Chers amis, je vous remercie d’entreprendre ce voyage avec nous. Comme vous avez pu le comprendre en lisant le matériel fourni, ce parcours, qui n’aura jamais de fin, sera différent pour chacun d’entre nous. Il nous fera cependant tous vivre la même expérience puisqu’en cours de route, chacun de nous n’aura pas pu s’empêcher de changer. Peut-être voyez-vous maintenant certaines choses différemment. Peut-être passez-vous plus de temps à vous préoccuper des conséquences involontaires de vos décisions en matière de conception, des politiques que vous mettez en œuvre, de vos paroles ou de vos rétroactions constructives. Ou peut-être, passez-vous plus de temps avec les membres de votre famille, abordant avec eux l’humanisation de l’apprentissage. Dans les deux cas, vous « travaillez », puisque vous êtes à l’écoute de ce qui vous entoure et en êtes désormais conscient. Ainsi, en tant que personnes transformées, sachant que nous ne reviendrons pas en arrière, nous ne pouvons plus ignorer les occasions qui s’offrent à nous quand nous embrassons notre humanité commune et dirigeons avec compassion, émerveillement et curiosité.

Nous faisions tous partie du même groupe, et non, nous ne reviendrons pas en arrière. C’est tout simplement impossible. Nous avons changé et nous nous engageons à poursuivre sur cette voie.

Ce qui nous a émus

Communauté, communauté, communauté. Trouver du soutien, trouver un terrain d’entente, mais aussi découvrir les aspects difficiles associés aux communautés : comment se développent-elles? Comment peuvent-elles rester inclusives? Comment peuvent-elles demeurer démocratiques? Pour qui cette communauté existe-t-elle? Comment pouvons-nous être en désaccord, de manière productive? Comment pouvons-nous favoriser une culture dans laquelle nous pouvons être en désaccord tout en étant respectueux?

Être dans le (ou les) bon état d’esprit est l’un des éléments essentiels de l’humanisation de l’apprentissage. Il y a les fondements et les méthodes, mais il est essentiel d’être dans le bon état d’esprit. En particulier, il s’agit de rester ouvert à l’idée d’apprendre quelque chose de nouveau, de désapprendre quelque chose d’ancien et d’adopter l’incertitude.
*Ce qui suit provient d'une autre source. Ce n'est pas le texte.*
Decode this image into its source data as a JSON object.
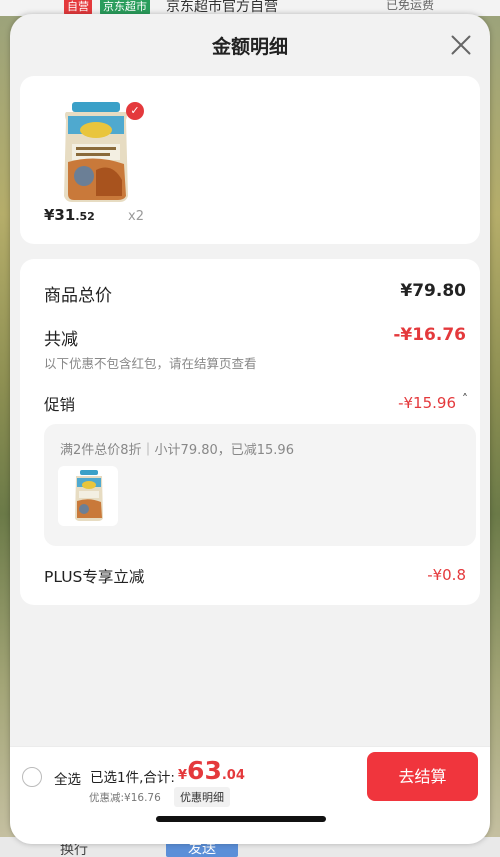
{
  "background": {
    "top_tag_1": "自营",
    "top_tag_2": "京东超市",
    "top_store": "京东超市官方自营",
    "top_shipping": "已免运费",
    "bottom_left": "换行",
    "bottom_button": "发送"
  },
  "sheet": {
    "title": "金额明细"
  },
  "product": {
    "price_main": "¥31",
    "price_decimal": ".52",
    "quantity": "x2"
  },
  "detail": {
    "total_label": "商品总价",
    "total_value": "¥79.80",
    "reduction_label": "共减",
    "reduction_value": "-¥16.76",
    "reduction_note": "以下优惠不包含红包，请在结算页查看",
    "promo_label": "促销",
    "promo_value": "-¥15.96",
    "promo_rule": "满2件总价8折｜小计79.80，已减15.96",
    "plus_label": "PLUS专享立减",
    "plus_value": "-¥0.8"
  },
  "footer": {
    "select_all": "全选",
    "selected_info": "已选1件,合计:",
    "currency": "¥",
    "total_int": "63",
    "total_dec": ".04",
    "discount_note": "优惠减:¥16.76",
    "discount_detail_button": "优惠明细",
    "checkout_button": "去结算"
  },
  "colors": {
    "accent_red": "#e4393c",
    "checkout_red": "#f0353d"
  }
}
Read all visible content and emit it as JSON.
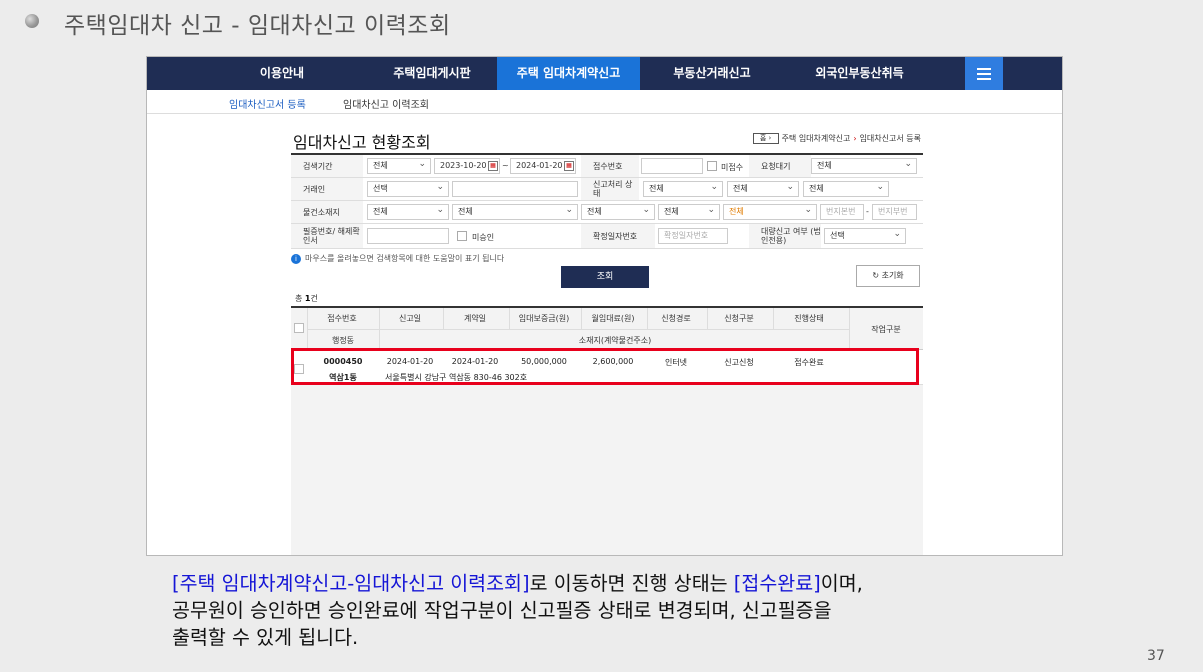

L’importance d’effectuer une écoute attentive. Écouter ceux qui ont une expérience vécue, qui ont des opinions différentes, les voix plus discrètes et celles que nous n’entendons que rarement ou jamais : voilà ce que signifie humaniser l’apprentissage.

Aller au-delà du simple fait d’offrir un « siège à la table » et participer plutôt à la « cocréation » de la table est peut-être le seul moyen qui nous permettra d’avoir un impact et de réussir à modifier les barrières systémiques en éducation.

Le fait de passer à travers ce processus d’humanisation significative change les gens. Nous aurons tous besoin de temps pour traiter, absorber et mettre en pratique ces nouvelles révélations, tant sur nous-mêmes que sur les autres.

Occasion de réfléchir : qu’avons-nous appris? Comment se préparer au changement?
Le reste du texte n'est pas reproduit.